Some rains have actually helped to show the trench/drainworks are actually working. There is still a little bit of silt buildup where the water ebbs, but it is manageable.

The next step in the project was to provide adequate diversion of the waters to the drain area in a manner that doesn't allow Lake Davies to occur. Here's where natures miracle: Portland cement and aggregate (i.e. concrete) come in.

I'm first taking care of the wider parts and creating a means of flow to the drain. I poured two cement "wings" graded lower than the drive and sloping towards the drain. I set the forms and got everything level. It probably wasn't needed, but I installed some rebar for added strength.

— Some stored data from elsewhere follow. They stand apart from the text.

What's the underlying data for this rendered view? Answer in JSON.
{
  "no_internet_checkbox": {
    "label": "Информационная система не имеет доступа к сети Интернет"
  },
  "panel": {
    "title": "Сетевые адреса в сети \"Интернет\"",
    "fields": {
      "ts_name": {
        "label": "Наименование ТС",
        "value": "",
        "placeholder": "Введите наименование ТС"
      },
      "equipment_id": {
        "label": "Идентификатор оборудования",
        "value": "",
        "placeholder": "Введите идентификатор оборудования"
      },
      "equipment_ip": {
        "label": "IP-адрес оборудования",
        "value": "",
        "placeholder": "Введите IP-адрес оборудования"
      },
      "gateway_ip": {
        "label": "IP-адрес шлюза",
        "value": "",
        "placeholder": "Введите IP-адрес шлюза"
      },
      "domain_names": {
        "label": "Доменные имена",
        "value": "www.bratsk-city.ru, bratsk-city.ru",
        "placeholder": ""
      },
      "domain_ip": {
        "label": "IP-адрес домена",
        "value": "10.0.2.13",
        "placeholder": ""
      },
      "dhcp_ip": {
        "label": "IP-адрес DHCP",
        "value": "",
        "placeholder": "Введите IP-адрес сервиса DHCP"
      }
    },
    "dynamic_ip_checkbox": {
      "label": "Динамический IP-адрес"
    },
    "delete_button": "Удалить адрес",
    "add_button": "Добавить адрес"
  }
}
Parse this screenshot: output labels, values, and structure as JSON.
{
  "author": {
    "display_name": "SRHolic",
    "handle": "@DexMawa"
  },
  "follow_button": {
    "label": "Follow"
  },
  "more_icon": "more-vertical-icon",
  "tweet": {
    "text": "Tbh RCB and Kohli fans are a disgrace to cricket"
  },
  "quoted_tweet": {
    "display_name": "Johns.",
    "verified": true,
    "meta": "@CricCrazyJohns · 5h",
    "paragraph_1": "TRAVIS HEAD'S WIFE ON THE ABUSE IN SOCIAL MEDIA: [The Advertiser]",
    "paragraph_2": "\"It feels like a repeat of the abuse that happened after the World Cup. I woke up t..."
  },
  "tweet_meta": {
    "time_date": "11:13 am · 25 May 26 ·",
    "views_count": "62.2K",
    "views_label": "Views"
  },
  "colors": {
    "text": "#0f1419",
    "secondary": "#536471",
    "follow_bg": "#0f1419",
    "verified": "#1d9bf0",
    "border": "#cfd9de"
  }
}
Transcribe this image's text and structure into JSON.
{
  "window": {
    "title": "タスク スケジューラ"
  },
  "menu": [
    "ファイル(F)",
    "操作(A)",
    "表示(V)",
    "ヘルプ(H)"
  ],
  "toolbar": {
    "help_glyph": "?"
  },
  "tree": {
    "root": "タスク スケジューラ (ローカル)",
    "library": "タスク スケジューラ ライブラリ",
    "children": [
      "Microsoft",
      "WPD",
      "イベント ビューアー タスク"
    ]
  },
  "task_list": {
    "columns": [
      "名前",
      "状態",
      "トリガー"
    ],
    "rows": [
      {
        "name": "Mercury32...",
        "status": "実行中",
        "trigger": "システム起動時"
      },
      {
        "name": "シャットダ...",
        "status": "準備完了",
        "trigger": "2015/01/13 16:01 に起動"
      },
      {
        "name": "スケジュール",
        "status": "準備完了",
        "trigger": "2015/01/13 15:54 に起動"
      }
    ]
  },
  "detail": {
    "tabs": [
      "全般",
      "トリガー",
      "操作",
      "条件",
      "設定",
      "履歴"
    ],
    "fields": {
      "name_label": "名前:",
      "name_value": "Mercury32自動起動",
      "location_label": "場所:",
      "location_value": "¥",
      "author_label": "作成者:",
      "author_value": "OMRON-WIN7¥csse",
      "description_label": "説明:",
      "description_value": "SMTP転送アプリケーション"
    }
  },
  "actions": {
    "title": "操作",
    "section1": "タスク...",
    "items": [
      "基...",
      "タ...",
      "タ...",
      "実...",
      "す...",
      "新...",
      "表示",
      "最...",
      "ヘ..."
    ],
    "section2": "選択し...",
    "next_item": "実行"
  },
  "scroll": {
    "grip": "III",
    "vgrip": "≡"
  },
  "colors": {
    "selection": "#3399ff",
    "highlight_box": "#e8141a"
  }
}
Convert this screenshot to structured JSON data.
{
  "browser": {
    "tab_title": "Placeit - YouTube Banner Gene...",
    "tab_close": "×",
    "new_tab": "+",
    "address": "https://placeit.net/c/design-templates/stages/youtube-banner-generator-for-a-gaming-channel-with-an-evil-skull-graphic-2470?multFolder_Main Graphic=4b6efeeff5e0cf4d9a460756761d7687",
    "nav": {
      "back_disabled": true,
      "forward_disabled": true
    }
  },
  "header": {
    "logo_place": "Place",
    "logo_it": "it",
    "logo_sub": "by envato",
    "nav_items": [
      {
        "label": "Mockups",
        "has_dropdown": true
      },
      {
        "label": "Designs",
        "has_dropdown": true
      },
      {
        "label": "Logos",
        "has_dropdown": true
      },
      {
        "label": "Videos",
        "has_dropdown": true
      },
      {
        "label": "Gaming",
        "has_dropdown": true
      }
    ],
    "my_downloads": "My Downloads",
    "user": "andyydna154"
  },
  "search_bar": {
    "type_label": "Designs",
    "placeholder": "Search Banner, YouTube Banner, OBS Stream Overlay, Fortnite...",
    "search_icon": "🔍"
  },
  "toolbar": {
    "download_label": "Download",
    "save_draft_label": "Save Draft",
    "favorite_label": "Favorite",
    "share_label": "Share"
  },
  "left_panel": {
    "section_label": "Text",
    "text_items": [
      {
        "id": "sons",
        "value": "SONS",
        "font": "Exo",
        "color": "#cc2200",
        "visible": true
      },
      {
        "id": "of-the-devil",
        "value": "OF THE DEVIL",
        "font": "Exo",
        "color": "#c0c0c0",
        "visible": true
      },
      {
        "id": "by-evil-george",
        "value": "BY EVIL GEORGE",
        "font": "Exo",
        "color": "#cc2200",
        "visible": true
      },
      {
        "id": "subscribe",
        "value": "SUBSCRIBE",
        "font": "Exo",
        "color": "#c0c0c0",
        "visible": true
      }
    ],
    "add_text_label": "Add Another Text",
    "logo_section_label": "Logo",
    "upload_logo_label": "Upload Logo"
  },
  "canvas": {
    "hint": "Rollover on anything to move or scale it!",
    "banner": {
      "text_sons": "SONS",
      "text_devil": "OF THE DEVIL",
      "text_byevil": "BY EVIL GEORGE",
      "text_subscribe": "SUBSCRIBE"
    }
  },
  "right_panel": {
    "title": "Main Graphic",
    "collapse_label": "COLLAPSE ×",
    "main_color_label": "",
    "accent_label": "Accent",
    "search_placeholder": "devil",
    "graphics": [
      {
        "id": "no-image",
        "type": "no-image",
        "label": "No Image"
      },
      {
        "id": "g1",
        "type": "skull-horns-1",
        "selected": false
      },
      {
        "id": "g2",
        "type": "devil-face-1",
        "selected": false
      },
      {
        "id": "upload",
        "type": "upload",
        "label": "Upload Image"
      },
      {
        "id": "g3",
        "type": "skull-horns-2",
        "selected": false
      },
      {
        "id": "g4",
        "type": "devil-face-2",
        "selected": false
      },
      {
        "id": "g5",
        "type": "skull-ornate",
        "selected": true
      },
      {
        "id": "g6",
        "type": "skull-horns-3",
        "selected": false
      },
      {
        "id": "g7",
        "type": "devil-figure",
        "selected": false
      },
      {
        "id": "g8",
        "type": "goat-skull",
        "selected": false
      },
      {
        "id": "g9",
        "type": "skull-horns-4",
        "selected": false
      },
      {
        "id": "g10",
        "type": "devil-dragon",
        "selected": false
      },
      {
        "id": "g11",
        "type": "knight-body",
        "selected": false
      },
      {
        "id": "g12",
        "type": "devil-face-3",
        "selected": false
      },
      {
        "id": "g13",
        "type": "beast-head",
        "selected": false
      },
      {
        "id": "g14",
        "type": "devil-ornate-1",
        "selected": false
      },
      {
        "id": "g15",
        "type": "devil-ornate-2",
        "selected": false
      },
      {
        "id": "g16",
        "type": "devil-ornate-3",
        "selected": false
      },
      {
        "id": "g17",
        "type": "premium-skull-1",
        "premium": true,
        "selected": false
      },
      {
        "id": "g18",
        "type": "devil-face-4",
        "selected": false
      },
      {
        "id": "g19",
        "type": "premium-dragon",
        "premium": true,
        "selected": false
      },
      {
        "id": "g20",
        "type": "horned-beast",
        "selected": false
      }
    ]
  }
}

I needed six bags of premixed concrete and mixed by hand with a shovel in my wheelbarrow (a housewarming gift from my folks 10 years ago). This was a very sweat inducing, muscle burning activity. Concrete is heavy, then mixing it with water makes it even heavier. I actually think the mixing was the worst part; turning over the fine powder and rock to mix with just the right amount.

My back, shoulders and arms burned. I also found myself dripping with sweat and breathing hard. It took me about an hour to do all the pouring and another hour to compact, trowel and level. The end result is shown above. Not too shabby.

Once the concrete is dry enough to remove the forms (48 hours) I will set and pour the middle piece. The drain that is in there currently will be removed. I don't like it's positioning or that there's no basin to keep silt from piling up and clogging the drain. I haven't quite settled on the look of the remainder of the basin, but I'll for sure get to play with sloping concrete. I have the thought of sloping it down and then turning it up before hitting the drain to allow for a silt trap. Ultimately, I'll need to keep it simple.

The remainder of the project will be back-filling in around the drain and more regrading of the yard. From there I'll need to do some topsoil installation and seeding. In general my yard could use some professional TLC. I may have to find my son that Bobcat.